This past Saturday, I joined 1,500 other Catholics from the Diocese of Bridgeport on a pilgrimage. Our destination was the Basilica of the National Shrine of the Immaculate Conception in Washington, D.C., and the purpose of our journey was to attend a Mass celebrated by Bishop Frank Caggiano, followed by a dedication of a brand-new Rosary Walk & Garden, featuring a new statue of Our Lady of Fatima and the visionaries.
Most of the pilgrims traveled to the Shrine via coach bus, while others arrived by car. Traditionally, pilgrims in the Middle Ages traveled to holy sites and shrines on foot, and the journey of many days, even months, would make our 6 hour bus and car rides certainly look more luxurious than they felt. Sitting in traffic going over the George Washington Bridge might not be quite as difficult as walking hundreds of miles on foot, but it is its own type of penance.
I had visited the National Shrine on several other occasions, including for the March for Life, and while visiting friends who attended the Catholic University of America. However, each time I visit the Basilica, I’m momentarily breath-taken by its beauty; from the sheer size of the church building itself, the intricate mosaics, the side altars, the cool and peaceful crypt Church, and the beautiful grounds that surround the Basilica. For many people in the pilgrimage group, it was their first time visiting the largest Catholic Church in North America, and they were visibly awed and impressed at the sight. The ages of our pilgrims included my five month old son (baby Leo the Great), a group of middle school students, high school groups, families, adults, and seniors. Through the eyes of my fellow pilgrims, I appreciated the beauty and grandeur of “Mary’s Shrine,” and I was reminded at the importance of pilgrimages to Catholic shrines as a way to strengthen our own faith.
In our day to day lives, we can settle into too comfortable of a rhythm. We go to the same places see the same people, watch the same TV shows, and listen to the same music. We become complacent, and even bored, almost without realizing it. In spite of our best efforts to stay close to God and stay strong in our faith, it is too easy to live a mediocre faith, and to forget about the richness and depth of our Catholic faith, and the mysteries that we proclaim as truth.

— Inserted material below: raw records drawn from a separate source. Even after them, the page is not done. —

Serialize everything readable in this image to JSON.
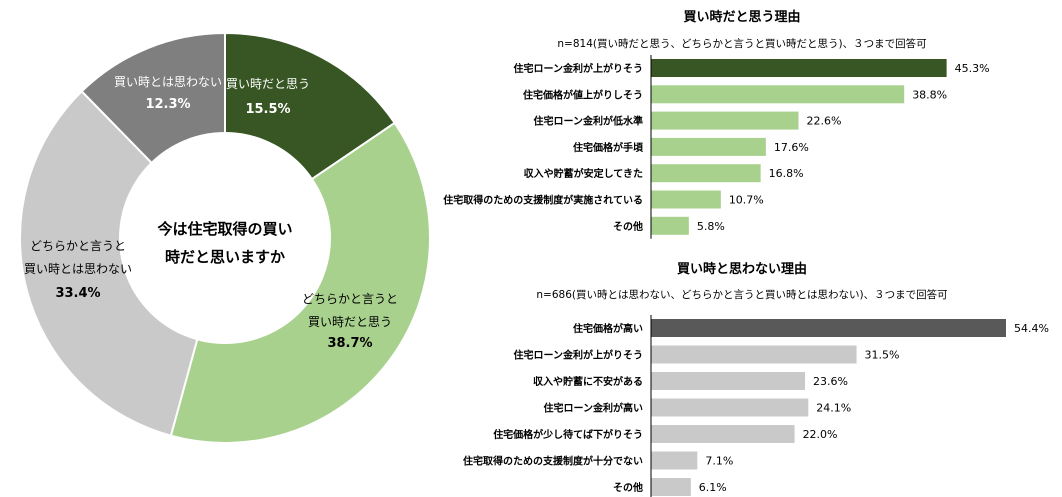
{
  "chart_data": [
    {
      "type": "pie",
      "center_label": [
        "今は住宅取得の買い",
        "時だと思いますか"
      ],
      "slices": [
        {
          "label": [
            "買い時だと思う"
          ],
          "value": 15.5,
          "value_label": "15.5%",
          "color": "#375623",
          "text_color": "#ffffff"
        },
        {
          "label": [
            "どちらかと言うと",
            "買い時だと思う"
          ],
          "value": 38.7,
          "value_label": "38.7%",
          "color": "#a9d18e",
          "text_color": "#000000"
        },
        {
          "label": [
            "どちらかと言うと",
            "買い時とは思わない"
          ],
          "value": 33.4,
          "value_label": "33.4%",
          "color": "#c9c9c9",
          "text_color": "#000000"
        },
        {
          "label": [
            "買い時とは思わない"
          ],
          "value": 12.3,
          "value_label": "12.3%",
          "color": "#7f7f7f",
          "text_color": "#ffffff"
        }
      ]
    },
    {
      "type": "bar",
      "orientation": "horizontal",
      "title": "買い時だと思う理由",
      "subtitle": "n=814(買い時だと思う、どちらかと言うと買い時だと思う)、３つまで回答可",
      "categories": [
        "住宅ローン金利が上がりそう",
        "住宅価格が値上がりしそう",
        "住宅ローン金利が低水準",
        "住宅価格が手頃",
        "収入や貯蓄が安定してきた",
        "住宅取得のための支援制度が実施されている",
        "その他"
      ],
      "values": [
        45.3,
        38.8,
        22.6,
        17.6,
        16.8,
        10.7,
        5.8
      ],
      "value_labels": [
        "45.3%",
        "38.8%",
        "22.6%",
        "17.6%",
        "16.8%",
        "10.7%",
        "5.8%"
      ],
      "colors": [
        "#375623",
        "#a9d18e",
        "#a9d18e",
        "#a9d18e",
        "#a9d18e",
        "#a9d18e",
        "#a9d18e"
      ],
      "xlim": [
        0,
        54.4
      ]
    },
    {
      "type": "bar",
      "orientation": "horizontal",
      "title": "買い時と思わない理由",
      "subtitle": "n=686(買い時とは思わない、どちらかと言うと買い時とは思わない)、３つまで回答可",
      "categories": [
        "住宅価格が高い",
        "住宅ローン金利が上がりそう",
        "収入や貯蓄に不安がある",
        "住宅ローン金利が高い",
        "住宅価格が少し待てば下がりそう",
        "住宅取得のための支援制度が十分でない",
        "その他"
      ],
      "values": [
        54.4,
        31.5,
        23.6,
        24.1,
        22.0,
        7.1,
        6.1
      ],
      "value_labels": [
        "54.4%",
        "31.5%",
        "23.6%",
        "24.1%",
        "22.0%",
        "7.1%",
        "6.1%"
      ],
      "colors": [
        "#595959",
        "#c9c9c9",
        "#c9c9c9",
        "#c9c9c9",
        "#c9c9c9",
        "#c9c9c9",
        "#c9c9c9"
      ],
      "xlim": [
        0,
        54.4
      ]
    }
  ]
}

A pilgrimage, especially to a place as beautiful as the National Shrine, helps to awaken our sense of wonder in the greatness of our God and his immense love and generosity for his people. It was a gift to participate in the Mass celebrated by our passionate and articulate Bishop, surrounded by our brothers and sisters in Christ, and uplifted by the music of the Choir for Youth and the Shrine’s cantor and organist.

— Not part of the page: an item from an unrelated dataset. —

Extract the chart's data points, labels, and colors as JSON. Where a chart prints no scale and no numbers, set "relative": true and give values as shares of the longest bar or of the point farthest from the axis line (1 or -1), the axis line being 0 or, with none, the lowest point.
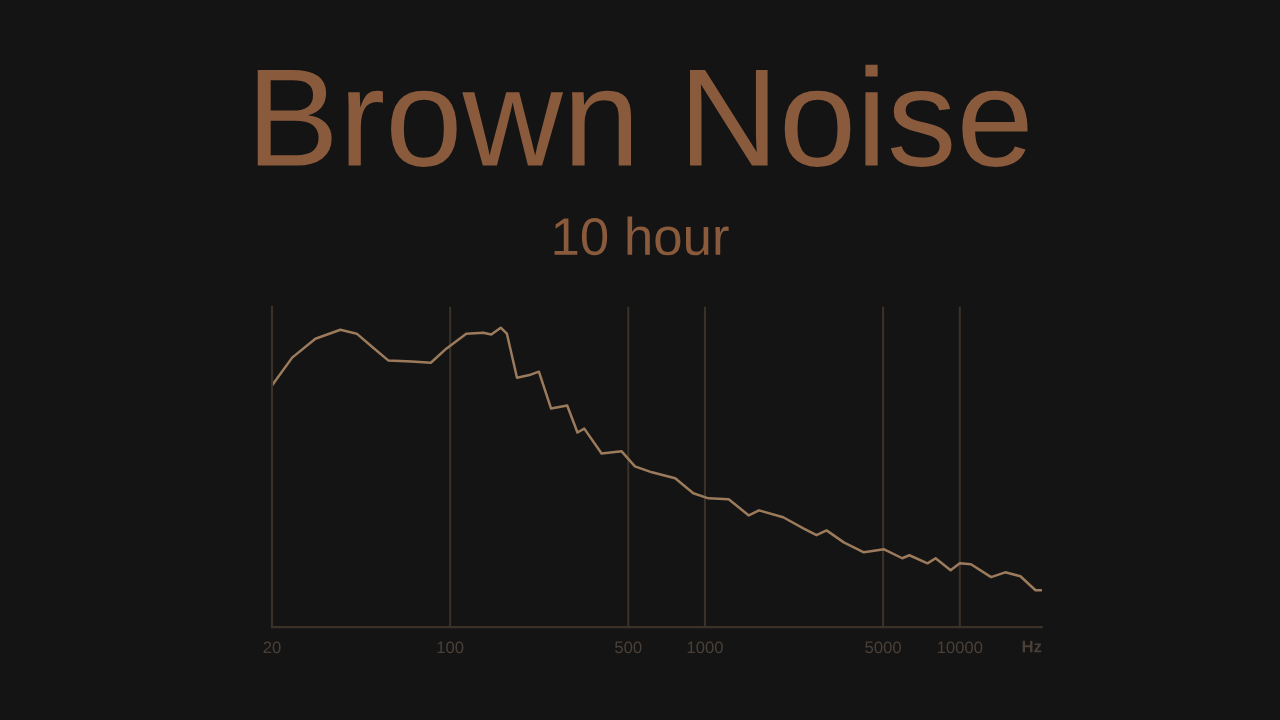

This morning I attended our usual daily Mass in our small, quiet chapel in the Catholic Center. It was outwardly very different from my experience on Saturday, but at the same time, it was exactly the same. Regardless of whether we are in an expansive basilica, or a stark, simple chapel, Jesus Christ is Lord. He is our Lord and our God here in our homes, in our work-places, in our every day lives. We need to make time for experiences like pilgrimages, which remind us of the truths we may have temporarily forgotten, and encourage us on our journeys to our heavenly home.